You can probably use ChatGPT (or a cheaper LLM) to filter the answer by giving it the output from Llama, and prompt it to pick the first answer from the output. You probably have to hand-engineer the prompts and validate with a couple of examples, but it might work!
LLM extract may be too expensive for me... How do you think of few-shots or logits?
Honestly, maybe Llama 2 chat could serve as an extractor? I think logits across the answer options (A, B, C, etc.) should be fine!

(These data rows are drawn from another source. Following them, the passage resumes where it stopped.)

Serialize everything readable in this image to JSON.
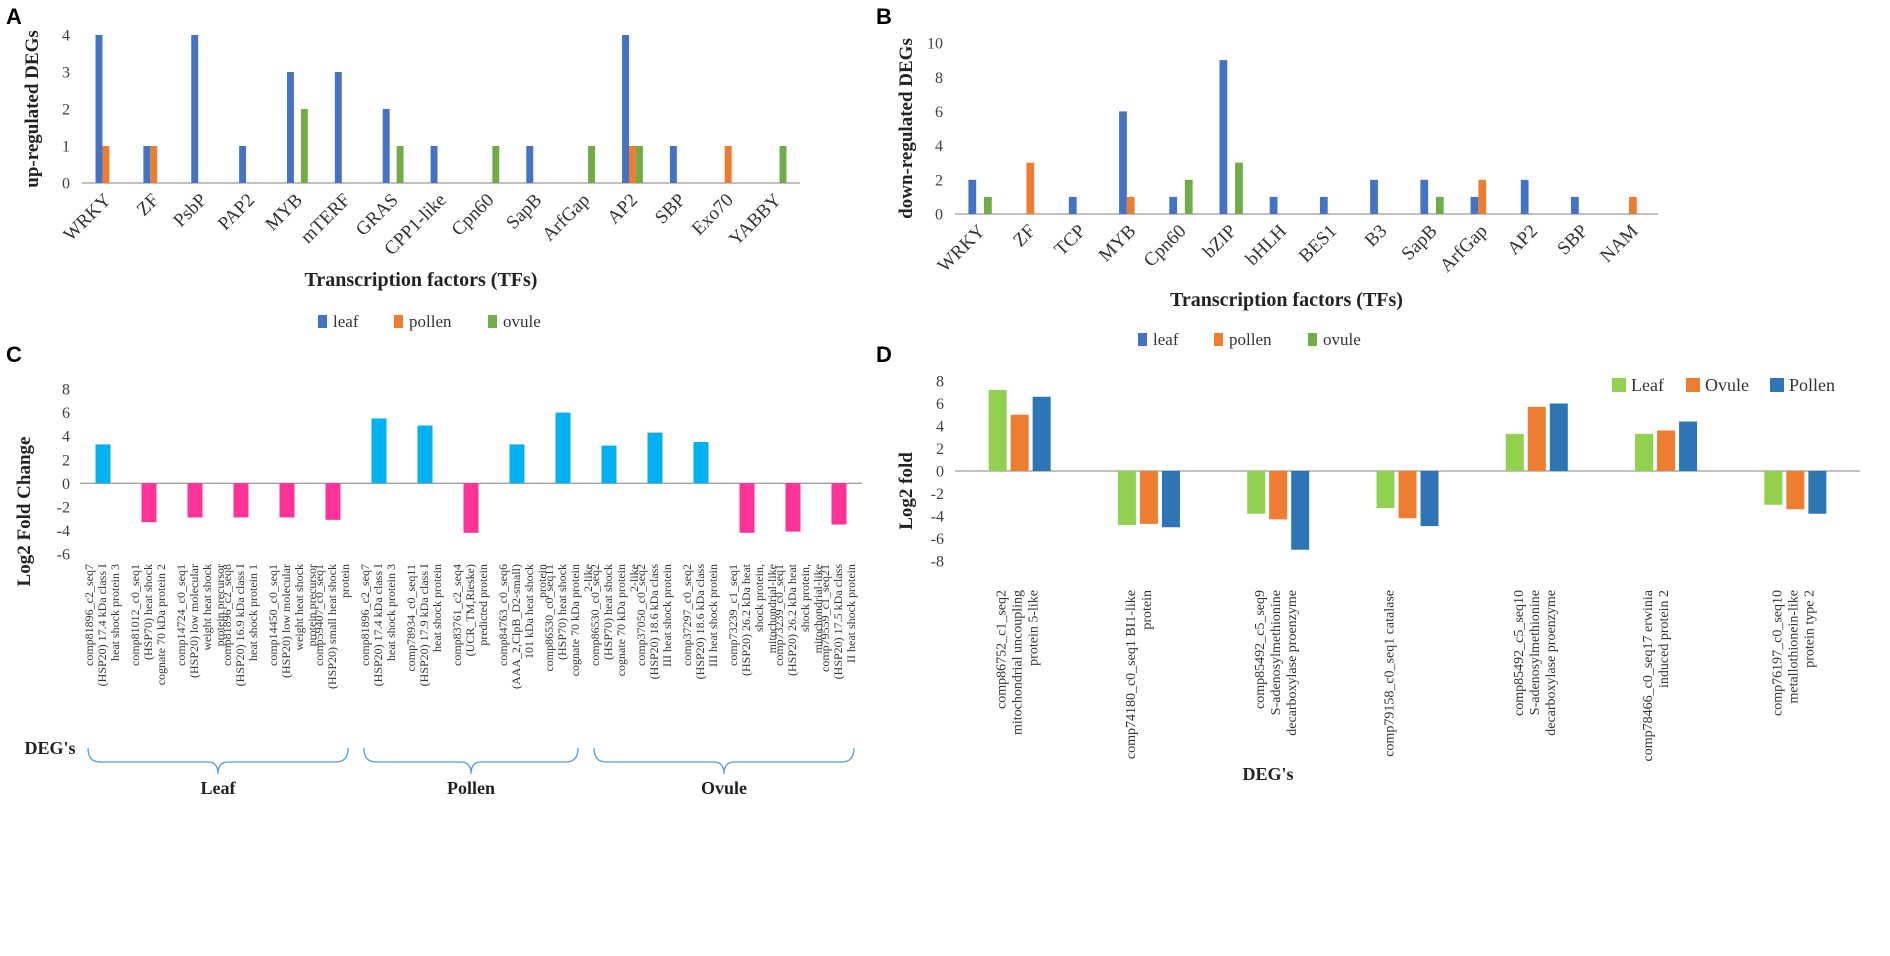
{
  "colors": {
    "leaf": "#4472C4",
    "pollen": "#ED7D31",
    "ovule": "#70AD47",
    "leaf_d": "#92D050",
    "ovule_d": "#ED7D31",
    "pollen_d": "#2E75B6",
    "c_pos": "#00B0F0",
    "c_neg": "#FF3399",
    "axis": "#808080"
  },
  "chart_data": [
    {
      "panel": "A",
      "type": "bar",
      "ylabel": "up-regulated DEGs",
      "xlabel": "Transcription  factors (TFs)",
      "ylim": [
        0,
        4
      ],
      "yticks": [
        0,
        1,
        2,
        3,
        4
      ],
      "categories": [
        "WRKY",
        "ZF",
        "PsbP",
        "PAP2",
        "MYB",
        "mTERF",
        "GRAS",
        "CPP1-like",
        "Cpn60",
        "SapB",
        "ArfGap",
        "AP2",
        "SBP",
        "Exo70",
        "YABBY"
      ],
      "series": [
        {
          "name": "leaf",
          "values": [
            4,
            1,
            4,
            1,
            3,
            3,
            2,
            1,
            0,
            1,
            0,
            4,
            1,
            0,
            0
          ]
        },
        {
          "name": "pollen",
          "values": [
            1,
            1,
            0,
            0,
            0,
            0,
            0,
            0,
            0,
            0,
            0,
            1,
            0,
            1,
            0
          ]
        },
        {
          "name": "ovule",
          "values": [
            0,
            0,
            0,
            0,
            2,
            0,
            1,
            0,
            1,
            0,
            1,
            1,
            0,
            0,
            1
          ]
        }
      ],
      "legend": [
        "leaf",
        "pollen",
        "ovule"
      ]
    },
    {
      "panel": "B",
      "type": "bar",
      "ylabel": "down-regulated DEGs",
      "xlabel": "Transcription  factors (TFs)",
      "ylim": [
        0,
        10
      ],
      "yticks": [
        0,
        2,
        4,
        6,
        8,
        10
      ],
      "categories": [
        "WRKY",
        "ZF",
        "TCP",
        "MYB",
        "Cpn60",
        "bZIP",
        "bHLH",
        "BES1",
        "B3",
        "SapB",
        "ArfGap",
        "AP2",
        "SBP",
        "NAM"
      ],
      "series": [
        {
          "name": "leaf",
          "values": [
            2,
            0,
            1,
            6,
            1,
            9,
            1,
            1,
            2,
            2,
            1,
            2,
            1,
            0
          ]
        },
        {
          "name": "pollen",
          "values": [
            0,
            3,
            0,
            1,
            0,
            0,
            0,
            0,
            0,
            0,
            2,
            0,
            0,
            1
          ]
        },
        {
          "name": "ovule",
          "values": [
            1,
            0,
            0,
            0,
            2,
            3,
            0,
            0,
            0,
            1,
            0,
            0,
            0,
            0
          ]
        }
      ],
      "legend": [
        "leaf",
        "pollen",
        "ovule"
      ]
    },
    {
      "panel": "C",
      "type": "bar",
      "ylabel": "Log2 Fold Change",
      "xlabel": "DEG's",
      "ylim": [
        -6,
        8
      ],
      "yticks": [
        -6,
        -4,
        -2,
        0,
        2,
        4,
        6,
        8
      ],
      "categories": [
        "comp81896_c2_seq7 (HSP20) 17.4 kDa class I heat shock protein 3",
        "comp81012_c0_seq1 (HSP70) heat shock cognate 70 kDa protein 2",
        "comp14724_c0_seq1 (HSP20) low molecular weight heat shock protein precursor",
        "comp81896_c2_seq8 (HSP20) 16.9 kDa class I heat shock protein 1",
        "comp14450_c0_seq1 (HSP20) low molecular weight heat shock protein precursor",
        "comp59407_c0_seq1 (HSP20) small heat shock protein",
        "comp81896_c2_seq7 (HSP20) 17.4 kDa class I heat shock protein 3",
        "comp78934_c0_seq11 (HSP20) 17.9 kDa class I heat shock protein",
        "comp83761_c2_seq4 (UCR_TM,Rieske) predicted protein",
        "comp84763_c0_seq6 (AAA_2,ClpB_D2-small) 101 kDa heat shock protein",
        "comp86530_c0_seq11 (HSP70) heat shock cognate 70 kDa protein 2-like",
        "comp86530_c0_seq2 (HSP70) heat shock cognate 70 kDa protein 2-like",
        "comp37050_c0_seq2 (HSP20) 18.6 kDa class III heat shock protein",
        "comp37297_c0_seq2 (HSP20) 18.6 kDa class III heat shock protein",
        "comp73239_c1_seq1 (HSP20) 26.2 kDa heat shock protein, mitochondrial-like",
        "comp73239_c0_seq1 (HSP20) 26.2 kDa heat shock protein, mitochondrial-like",
        "comp79559_c1_seq21 (HSP20) 17.5 kDa class II heat shock protein"
      ],
      "values": [
        3.3,
        -3.3,
        -2.9,
        -2.9,
        -2.9,
        -3.1,
        5.5,
        4.9,
        -4.2,
        3.3,
        6.0,
        3.2,
        4.3,
        3.5,
        -4.2,
        -4.1,
        -3.5
      ],
      "groups": [
        {
          "name": "Leaf",
          "count": 6
        },
        {
          "name": "Pollen",
          "count": 5
        },
        {
          "name": "Ovule",
          "count": 6
        }
      ]
    },
    {
      "panel": "D",
      "type": "bar",
      "ylabel": "Log2 fold",
      "xlabel": "DEG's",
      "ylim": [
        -8,
        8
      ],
      "yticks": [
        -8,
        -6,
        -4,
        -2,
        0,
        2,
        4,
        6,
        8
      ],
      "categories": [
        "comp86752_c1_seq2 mitochondrial uncoupling protein 5-like",
        "comp74180_c0_seq1 BI1-like protein",
        "comp85492_c5_seq9 S-adenosylmethionine decarboxylase proenzyme",
        "comp79158_c0_seq1 catalase",
        "comp85492_c5_seq10 S-adenosylmethionine decarboxylase proenzyme",
        "comp78466_c0_seq17 erwinia induced protein 2",
        "comp76197_c0_seq10 metallothionein-like protein type 2"
      ],
      "series": [
        {
          "name": "Leaf",
          "values": [
            7.2,
            -4.8,
            -3.8,
            -3.3,
            3.3,
            3.3,
            -3.0
          ]
        },
        {
          "name": "Ovule",
          "values": [
            5.0,
            -4.7,
            -4.3,
            -4.2,
            5.7,
            3.6,
            -3.4
          ]
        },
        {
          "name": "Pollen",
          "values": [
            6.6,
            -5.0,
            -7.0,
            -4.9,
            6.0,
            4.4,
            -3.8
          ]
        }
      ],
      "legend": [
        "Leaf",
        "Ovule",
        "Pollen"
      ]
    }
  ]
}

I'd warn against few shot since that also has an effect. See this related paper (https://arxiv.org/pdf/2305.04388.pdf) for few-shot experiments.
Hope that helps!
Description
I am seeking your guidance and expertise on a matter related to utilizing causal language models for reproducing bias experiments. Specifically, I have been experimenting with the Llama-7b model, but I have encountered some challenges that I would like to discuss and request your advice on. My primary concern with Llama-7b is that it tends to generate responses that do not align with the desired format for answers in bias experiments. Rather than providing the intended options, Llama appears to directly answer the content of the input prompt. This has proven to be a limitation in my efforts to reproduce bias experiments accurately using Llama. Additionally, I am aware that using logits or employing few-shot learning methods may introduce unfair advantages or bias into the experiment results. I am committed to conducting fair and unbiased experiments, and I would appreciate any insights or recommendations you may have for mitigating these concerns when working with causal language models. Thank you for your time and consideration. I look forward to your insights and advice.